Problem: Find the ZIP's that are not repeated in df.ZIP (has to occur no more than once) and df.ST does not have values of '.'.
So I subset the original dataframe and applied Groupby - this still brought few rows that didn't meet the subset criteria(df.ST != '.'). So I created a separate df_us by subsetting with copy() option. Groupby still give the same index.
grouped = df[df.ST != '.'].groupby(['ZIP_CD'],sort=False) # grouping
df_size = pd.DataFrame({'ZIP':grouped.size().index, 'Count':grouped.size().values}) # Forming df around the group
df_count = df_size[df_size.Count==1] #df with Count=1
one_index = df_count.index.tolist() #gathering index
df_one = df.loc[one_index] #final df
df_us = df_data[df.ST != '.'].copy() # tried this too
The last code above still gives some index for values of '.' when I groupby. But df_us does not have any '.' at all. So this result in having same index column as above method - but for '.' values, rest of the row values are empty as df_us does not have them!

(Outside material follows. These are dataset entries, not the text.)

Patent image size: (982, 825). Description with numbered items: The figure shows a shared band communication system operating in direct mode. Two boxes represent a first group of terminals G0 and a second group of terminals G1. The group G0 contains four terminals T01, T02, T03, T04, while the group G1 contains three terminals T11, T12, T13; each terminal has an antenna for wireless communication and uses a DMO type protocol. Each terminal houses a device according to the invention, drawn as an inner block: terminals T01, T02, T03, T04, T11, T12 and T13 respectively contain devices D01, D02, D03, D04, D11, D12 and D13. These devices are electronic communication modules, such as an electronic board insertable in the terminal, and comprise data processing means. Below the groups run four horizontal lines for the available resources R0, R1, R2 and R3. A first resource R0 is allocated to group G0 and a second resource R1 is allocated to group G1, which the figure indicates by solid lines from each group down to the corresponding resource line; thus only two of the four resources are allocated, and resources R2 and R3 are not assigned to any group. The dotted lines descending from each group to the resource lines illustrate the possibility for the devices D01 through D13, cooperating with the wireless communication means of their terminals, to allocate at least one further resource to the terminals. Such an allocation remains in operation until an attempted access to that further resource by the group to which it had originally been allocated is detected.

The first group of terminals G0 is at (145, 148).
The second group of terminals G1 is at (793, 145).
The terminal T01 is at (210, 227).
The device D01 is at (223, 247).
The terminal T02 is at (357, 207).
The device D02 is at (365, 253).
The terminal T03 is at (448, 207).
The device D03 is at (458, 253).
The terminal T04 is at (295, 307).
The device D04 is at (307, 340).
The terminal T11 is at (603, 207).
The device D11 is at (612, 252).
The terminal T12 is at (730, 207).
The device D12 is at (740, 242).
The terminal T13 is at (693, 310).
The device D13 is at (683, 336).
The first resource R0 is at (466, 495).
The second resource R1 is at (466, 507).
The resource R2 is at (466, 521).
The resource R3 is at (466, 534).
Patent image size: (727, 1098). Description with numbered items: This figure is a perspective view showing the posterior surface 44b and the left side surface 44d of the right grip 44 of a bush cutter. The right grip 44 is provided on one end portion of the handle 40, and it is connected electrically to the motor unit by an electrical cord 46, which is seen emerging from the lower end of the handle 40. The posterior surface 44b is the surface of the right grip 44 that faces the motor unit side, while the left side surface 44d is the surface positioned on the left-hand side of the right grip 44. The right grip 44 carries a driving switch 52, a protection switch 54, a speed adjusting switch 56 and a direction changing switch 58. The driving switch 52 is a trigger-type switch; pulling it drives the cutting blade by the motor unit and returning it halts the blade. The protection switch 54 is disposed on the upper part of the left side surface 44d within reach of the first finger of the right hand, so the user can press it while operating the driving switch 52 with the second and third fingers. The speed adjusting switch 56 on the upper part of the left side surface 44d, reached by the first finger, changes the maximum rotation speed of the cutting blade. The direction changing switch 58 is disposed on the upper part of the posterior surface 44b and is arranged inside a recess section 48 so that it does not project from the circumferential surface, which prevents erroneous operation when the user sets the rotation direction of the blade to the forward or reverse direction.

groupy is finding those index with '.' values no matter what I did. Any solution?
update:
sample data =
index ST ZIP_CD
123 ca 94025
124 Toronto .
125 ga 30306
126 Italy .
127 ca 94025
So correct answer is
ST ZIP_CD
0 123 ca 94025
CodePudding user response:
# use lot where zip_cd ne .
# and zip_cd is not duplicated
(df.loc[df['ZIP'].ne('.') &
~df['ZIP'].isin(df.loc[df.duplicated(subset='ZIP')]['ZIP'])]
)
index ST ZIP_CD
0 123 ca 94025
2 125 ga 30306